GrammaTech will apply its deep expertise in source and machine code analysis to discover and remediate software problems through static analysis and automated, high-coverage testing. GrammaTech will provide both program-analysis technology and research expertise. GrammaTech’s Dr. David Melski, an expert in static and run-time analysis, will be the principal investigator for this effort.

Researchers at the University of Virginia School of Engineering and Applied Science (led by Professors Jack Davidson and John Knight) will contribute expertise in translation of running software and runtime detection of memory errors, as evident in their Strata and MEDS tools; these technologies monitor running programs.

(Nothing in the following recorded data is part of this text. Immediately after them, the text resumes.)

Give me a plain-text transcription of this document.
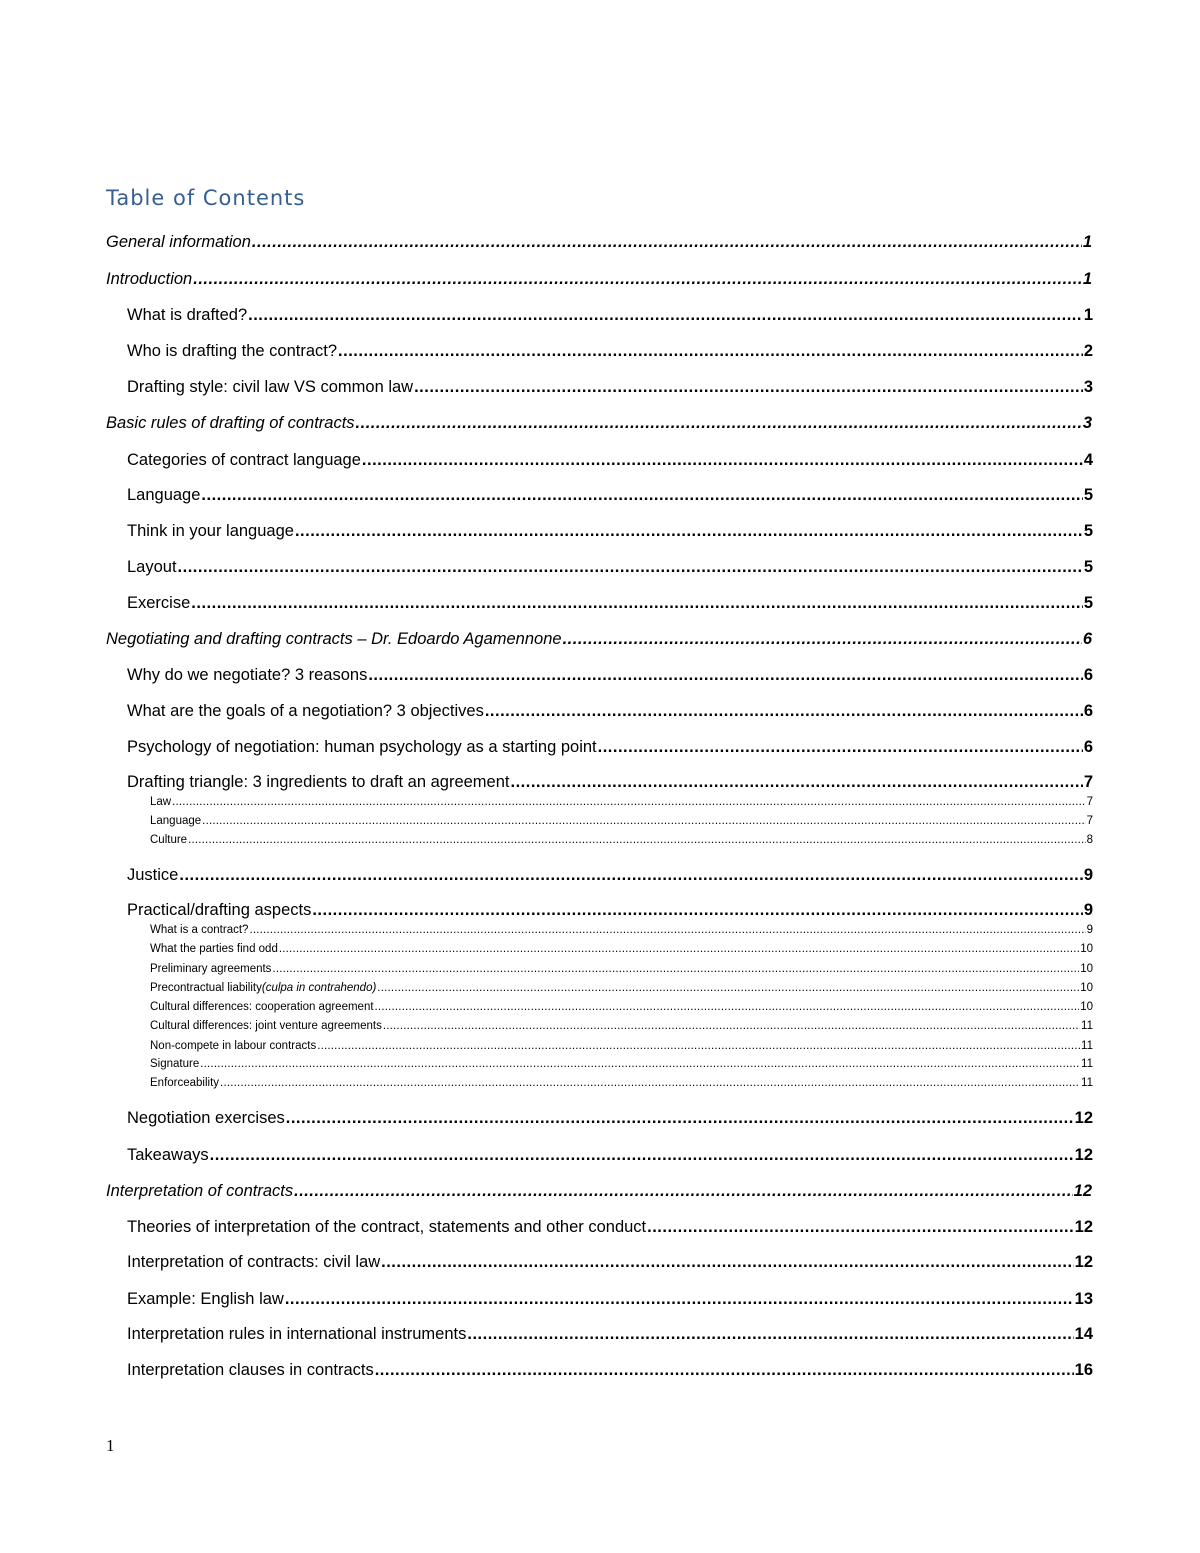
Table of Contents
General information .....	1
Introduction .....	1
What is drafted? .....	1
Who is drafting the contract? .....	2
Drafting style: civil law VS common law .....	3
Basic rules of drafting of contracts .....	3
Categories of contract language .....	4
Language .....	5
Think in your language .....	5
Layout .....	5
Exercise .....	5
Negotiating and drafting contracts – Dr. Edoardo Agamennone .....	6
Why do we negotiate? 3 reasons .....	6
What are the goals of a negotiation? 3 objectives .....	6
Psychology of negotiation: human psychology as a starting point .....	6
Drafting triangle: 3 ingredients to draft an agreement .....	7
Law .....	7
Language .....	7
Culture .....	8
Justice .....	9
Practical/drafting aspects .....	9
What is a contract? .....	9
What the parties find odd .....	10
Preliminary agreements .....	10
Precontractual liability (culpa in contrahendo) .....	10
Cultural differences: cooperation agreement .....	10
Cultural differences: joint venture agreements .....	11
Non-compete in labour contracts .....	11
Signature .....	11
Enforceability .....	11
Negotiation exercises .....	12
Takeaways .....	12
Interpretation of contracts .....	12
Theories of interpretation of the contract, statements and other conduct .....	12
Interpretation of contracts: civil law .....	12
Example: English law .....	13
Interpretation rules in international instruments .....	14
Interpretation clauses in contracts .....	16
1
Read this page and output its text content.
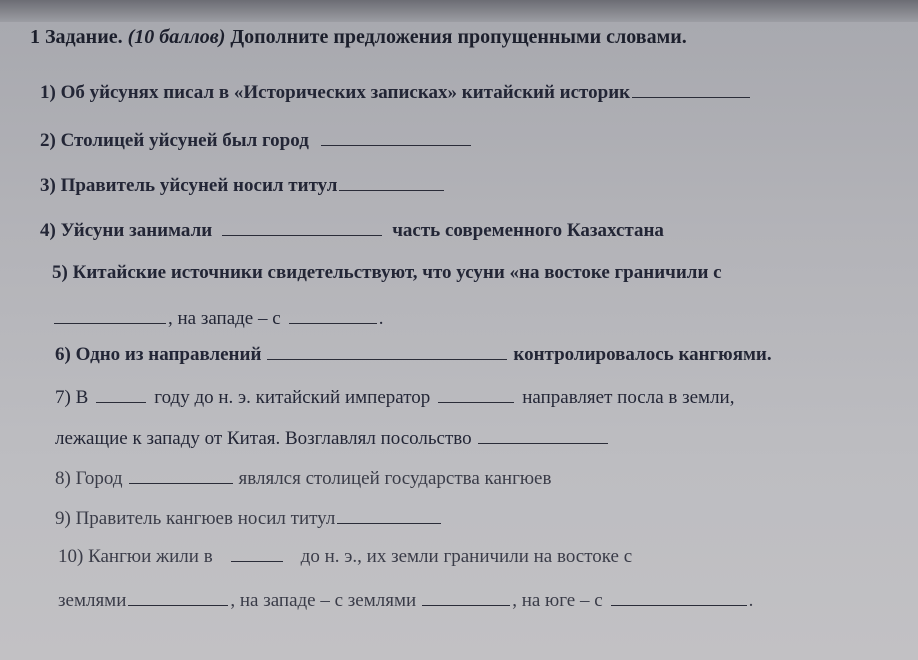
1 Задание. (10 баллов) Дополните предложения пропущенными словами.
1) Об уйсунях писал в «Исторических записках» китайский историк
2) Столицей уйсуней был город
3) Правитель уйсуней носил титул
4) Уйсуни занимали	часть современного Казахстана
5) Китайские источники свидетельствуют, что усуни «на востоке граничили с
, на западе – с	.
6) Одно из направлений	контролировалось кангюями.
7) В	году до н. э. китайский император	направляет посла в земли,
лежащие к западу от Китая. Возглавлял посольство
8) Город	являлся столицей государства кангюев
9) Правитель кангюев носил титул
10) Кангюи жили в	до н. э., их земли граничили на востоке с
землями	, на западе – с землями	, на юге – с	.
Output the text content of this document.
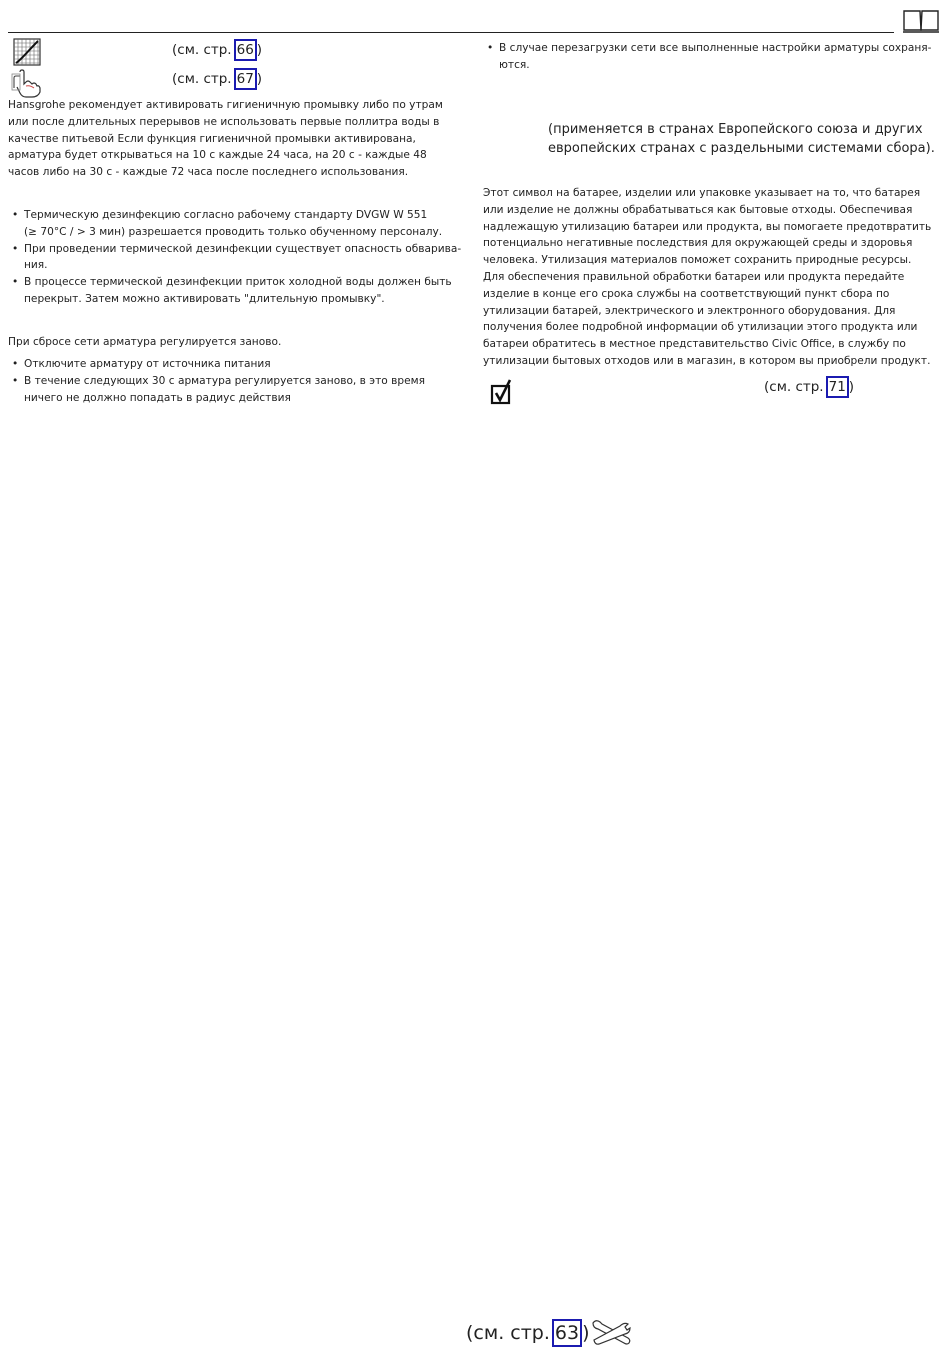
(см. стр. 66 )
(см. стр. 67 )
Hansgrohe рекомендует активировать гигиеничную промывку либо по утрам
или после длительных перерывов не использовать первые поллитра воды в
качестве питьевой Если функция гигиеничной промывки активирована,
арматура будет открываться на 10 с каждые 24 часа, на 20 с - каждые 48
часов либо на 30 с - каждые 72 часа после последнего использования.
• Термическую дезинфекцию согласно рабочему стандарту DVGW W 551
(≥ 70°C / > 3 мин) разрешается проводить только обученному персоналу.
• При проведении термической дезинфекции существует опасность обварива-
ния.
• В процессе термической дезинфекции приток холодной воды должен быть
перекрыт. Затем можно активировать "длительную промывку".
При сбросе сети арматура регулируется заново.
• Отключите арматуру от источника питания
• В течение следующих 30 с арматура регулируется заново, в это время
ничего не должно попадать в радиус действия
• В случае перезагрузки сети все выполненные настройки арматуры сохраня-
ются.
(применяется в странах Европейского союза и других
европейских странах с раздельными системами сбора).
Этот символ на батарее, изделии или упаковке указывает на то, что батарея
или изделие не должны обрабатываться как бытовые отходы. Обеспечивая
надлежащую утилизацию батареи или продукта, вы помогаете предотвратить
потенциально негативные последствия для окружающей среды и здоровья
человека. Утилизация материалов поможет сохранить природные ресурсы.
Для обеспечения правильной обработки батареи или продукта передайте
изделие в конце его срока службы на соответствующий пункт сбора по
утилизации батарей, электрического и электронного оборудования. Для
получения более подробной информации об утилизации этого продукта или
батареи обратитесь в местное представительство Civic Office, в службу по
утилизации бытовых отходов или в магазин, в котором вы приобрели продукт.
(см. стр. 71 )
(см. стр. 63 )
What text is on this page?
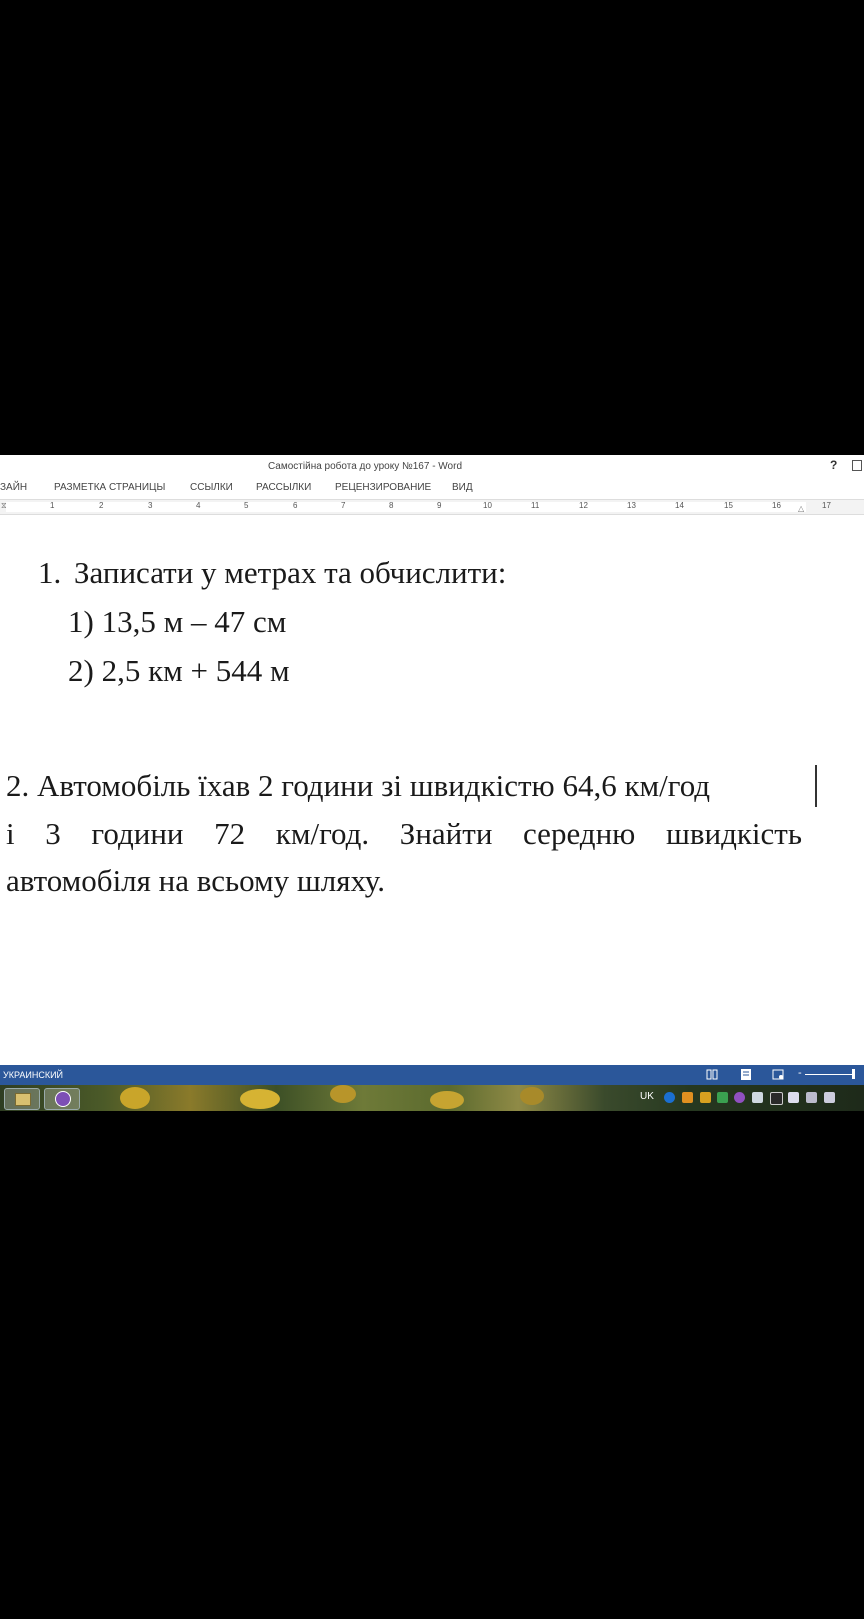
Самостійна робота до уроку №167 - Word	?
ЗАЙН	РАЗМЕТКА СТРАНИЦЫ ССЫЛКИ РАССЫЛКИ РЕЦЕНЗИРОВАНИЕ ВИД
⧖	△
1	2	3	4	5	6	7	8	9	10	11	12	13	14	15	16	17
1. Записати у метрах та обчислити:
1) 13,5 м – 47 см
2) 2,5 км + 544 м
2. Автомобіль їхав 2 години зі швидкістю 64,6 км/год
і 3 години 72 км/год. Знайти середню швидкість
автомобіля на всьому шляху.
УКРАИНСКИЙ	-
UK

Researchers at the Georgia Institute of Technology (led by Professor Wenke Lee) will build on their Secure In-VM Monitoring technology, which both reduces a program’s vulnerability to attack and confines the effects of software exploits. A group at Raytheon Company (led by Tom Bracewell) will provide large-scale integration capability and apply the integrated system to real-world applications.

The IARPA-sponsored project is an example of GrammaTech’s growing success in applying its core technologies in program analysis of both source and machine code to improve safety, security, and robustness of desktop and embedded software.

About GrammaTech:
GrammaTech’s static-analysis tools are used worldwide by startups, Fortune 500 companies, educational institutions, and government agencies. The staff includes fourteen researchers with PhDs in programming languages and program analysis.